New York's Cooperative and Condominium Community

Habitat Magazine Insider Guide

HABITAT

SHATTERED GLASS, P.2

Shattered Glass, p.2

 

The board went through months of meetings with specialists including the sponsor's architect, "who explained the design and helped us with the [ongoing city] inspections," says Moy. "Eventually, Cooper Square, pretty much took over," and in December 2009, FS Project Management, a subsidiary of Cooper Square, came aboard. It brought in an outside architect, says Moy, "and submitted plans back and forth between our board and Cooper Square and the buildings department."

FS's first step was to remove all the glass balcony-panels, ending the need for the unsightly wrapping and net. To prevent any resident from even accidentally wandering onto the now borderless balcony, the company secured the doors to prevent their opening from the inside -- and as an extra precaution, had workers on scaffolding physically block the doors on the outside, using two-by-fours.

Now it was time to examine the glass panels, and how they were designed and installed.

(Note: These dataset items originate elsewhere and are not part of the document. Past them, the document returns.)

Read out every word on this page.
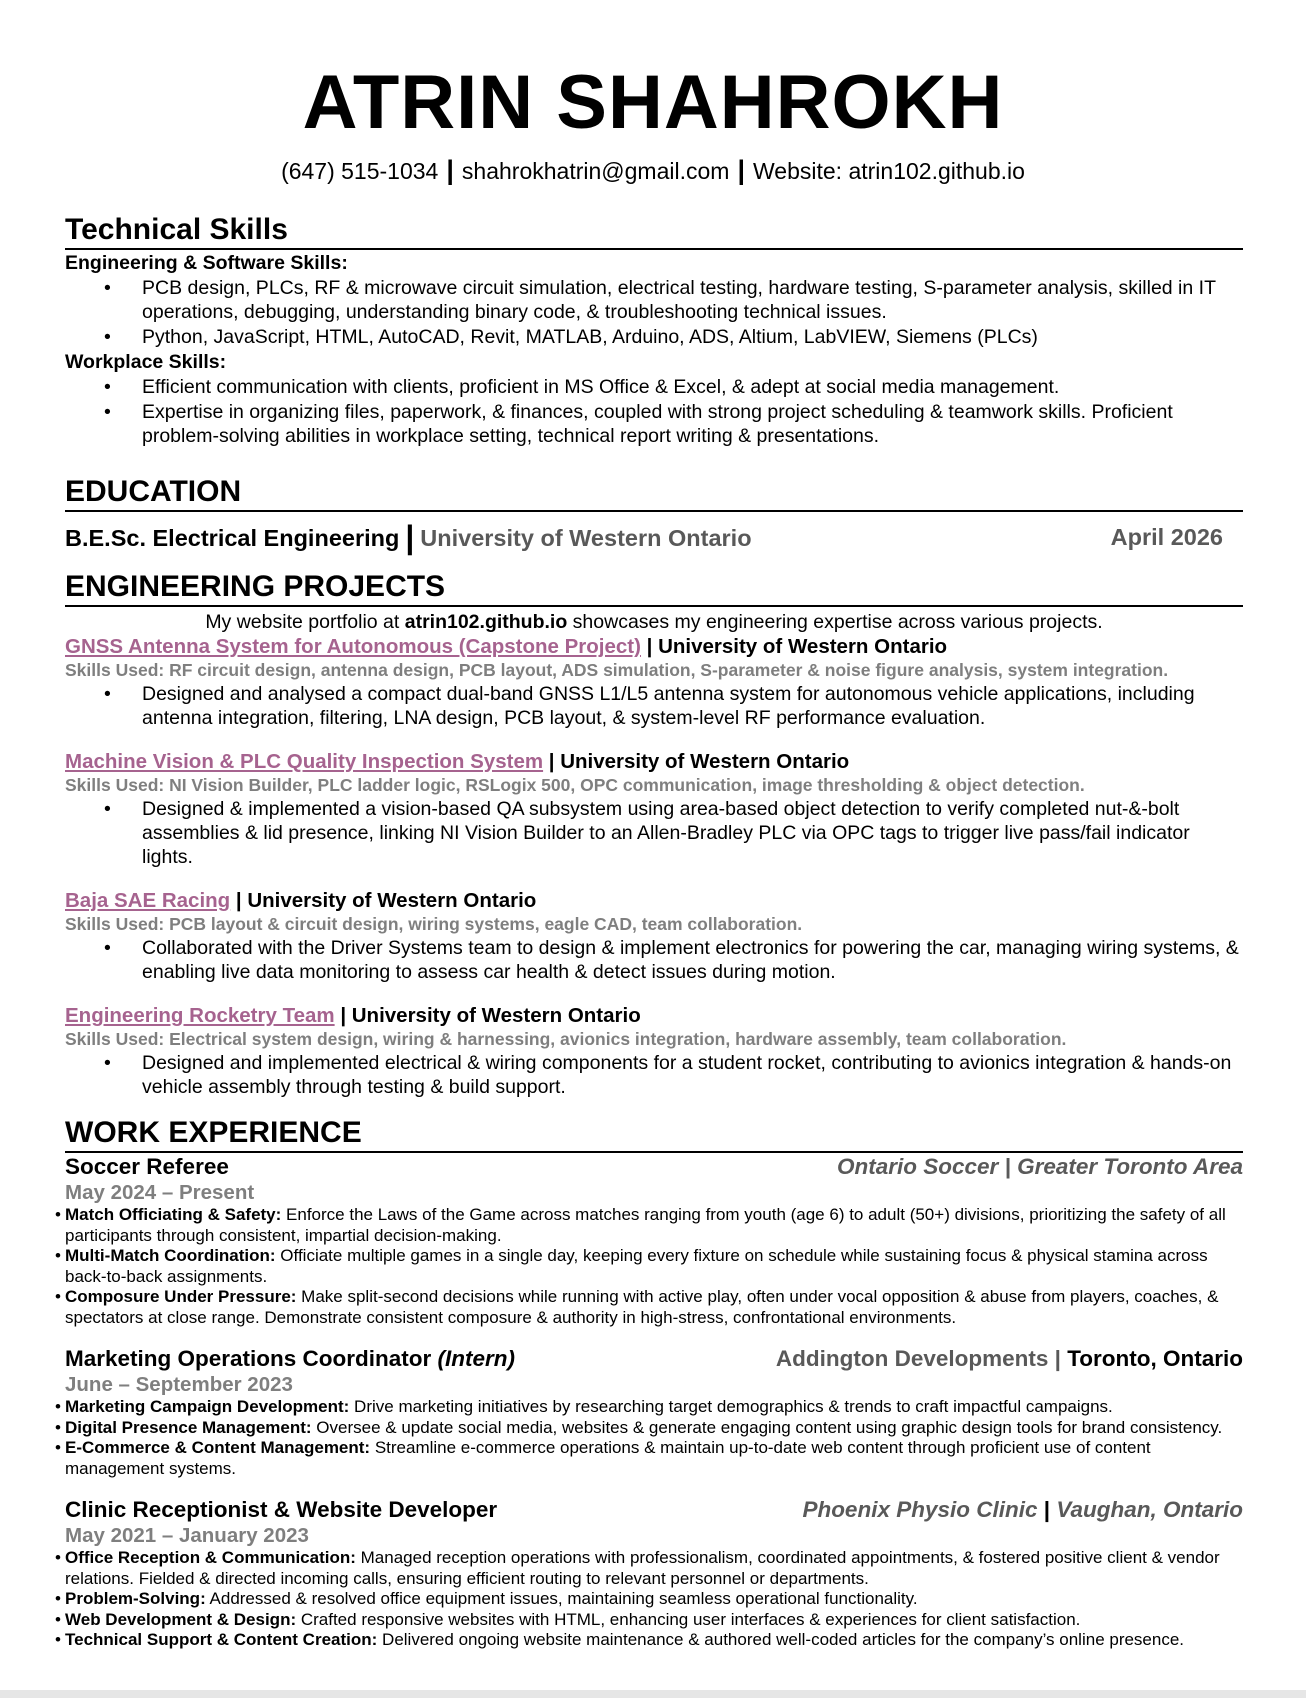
ATRIN SHAHROKH
(647) 515-1034 | shahrokhatrin@gmail.com | Website: atrin102.github.io
Technical Skills
Engineering & Software Skills:
• PCB design, PLCs, RF & microwave circuit simulation, electrical testing, hardware testing, S-parameter analysis, skilled in IT operations, debugging, understanding binary code, & troubleshooting technical issues.
• Python, JavaScript, HTML, AutoCAD, Revit, MATLAB, Arduino, ADS, Altium, LabVIEW, Siemens (PLCs)
Workplace Skills:
• Efficient communication with clients, proficient in MS Office & Excel, & adept at social media management.
• Expertise in organizing files, paperwork, & finances, coupled with strong project scheduling & teamwork skills. Proficient problem-solving abilities in workplace setting, technical report writing & presentations.
EDUCATION
B.E.Sc. Electrical Engineering | University of Western Ontario	April 2026
ENGINEERING PROJECTS
My website portfolio at atrin102.github.io showcases my engineering expertise across various projects.
GNSS Antenna System for Autonomous (Capstone Project) | University of Western Ontario
Skills Used: RF circuit design, antenna design, PCB layout, ADS simulation, S-parameter & noise figure analysis, system integration.
• Designed and analysed a compact dual-band GNSS L1/L5 antenna system for autonomous vehicle applications, including antenna integration, filtering, LNA design, PCB layout, & system-level RF performance evaluation.
Machine Vision & PLC Quality Inspection System | University of Western Ontario
Skills Used: NI Vision Builder, PLC ladder logic, RSLogix 500, OPC communication, image thresholding & object detection.
• Designed & implemented a vision-based QA subsystem using area-based object detection to verify completed nut-&-bolt assemblies & lid presence, linking NI Vision Builder to an Allen-Bradley PLC via OPC tags to trigger live pass/fail indicator lights.
Baja SAE Racing | University of Western Ontario
Skills Used: PCB layout & circuit design, wiring systems, eagle CAD, team collaboration.
• Collaborated with the Driver Systems team to design & implement electronics for powering the car, managing wiring systems, & enabling live data monitoring to assess car health & detect issues during motion.
Engineering Rocketry Team | University of Western Ontario
Skills Used: Electrical system design, wiring & harnessing, avionics integration, hardware assembly, team collaboration.
• Designed and implemented electrical & wiring components for a student rocket, contributing to avionics integration & hands-on vehicle assembly through testing & build support.
WORK EXPERIENCE
Soccer Referee	Ontario Soccer | Greater Toronto Area
May 2024 – Present
• Match Officiating & Safety: Enforce the Laws of the Game across matches ranging from youth (age 6) to adult (50+) divisions, prioritizing the safety of all participants through consistent, impartial decision-making.
• Multi-Match Coordination: Officiate multiple games in a single day, keeping every fixture on schedule while sustaining focus & physical stamina across back-to-back assignments.
• Composure Under Pressure: Make split-second decisions while running with active play, often under vocal opposition & abuse from players, coaches, & spectators at close range. Demonstrate consistent composure & authority in high-stress, confrontational environments.
Marketing Operations Coordinator (Intern)	Addington Developments | Toronto, Ontario
June – September 2023
• Marketing Campaign Development: Drive marketing initiatives by researching target demographics & trends to craft impactful campaigns.
• Digital Presence Management: Oversee & update social media, websites & generate engaging content using graphic design tools for brand consistency.
• E-Commerce & Content Management: Streamline e-commerce operations & maintain up-to-date web content through proficient use of content management systems.
Clinic Receptionist & Website Developer	Phoenix Physio Clinic | Vaughan, Ontario
May 2021 – January 2023
• Office Reception & Communication: Managed reception operations with professionalism, coordinated appointments, & fostered positive client & vendor relations. Fielded & directed incoming calls, ensuring efficient routing to relevant personnel or departments.
• Problem-Solving: Addressed & resolved office equipment issues, maintaining seamless operational functionality.
• Web Development & Design: Crafted responsive websites with HTML, enhancing user interfaces & experiences for client satisfaction.
• Technical Support & Content Creation: Delivered ongoing website maintenance & authored well-coded articles for the company’s online presence.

We had an insurance company

and a sponsor who expressed

 willingness to resolve the problem.

"The top of the glass was exposed," explains Tal Eyal, chief operating officer of Cooper Square Realty and head of FS Project Management, noting that, "The top is the weakest point of any glass." Eyal brought in engineer Russell H. Davies, then senior project manager of the New York City branch of Simpson Gumpertz & Heger, and now director of façade engineering at SHoP Construction Services

"He met with me and with the architect, and we spent a bunch of hours trying to find an engineering way to solve it," Eyal says. "There were quite a lot of requirements we had to comply with, such as wind load, connections" — i.e., where the glass connects to balcony itself — "height requirements, and the [natural] shifting of the building." Glass, aluminum, and concrete move differently, he explains, when the building shifts with temperature changes. "We started talking with glass manufacturers and railing manufacturers to get input and costs."

325-5th-Ave-View

 

There was also the issue of who was going to pay for all this. Given the previous two incidents of falling balcony glass, "It may have been a construction problem," Schwartz says. "But I don't think anyone can say with any certainty. I guess you could argue that the construction was defective because they shouldn't have kept the top of the balcony panels exposed, though that had been approved by the DOB and also approved at other projects. At unit-owners' meetings, people asked: ‘If the construction was defective, why don't we go after them?'"

No-Fault Line

Why not indeed? Moy and the other two non-sponsor members had to decide whether to sue.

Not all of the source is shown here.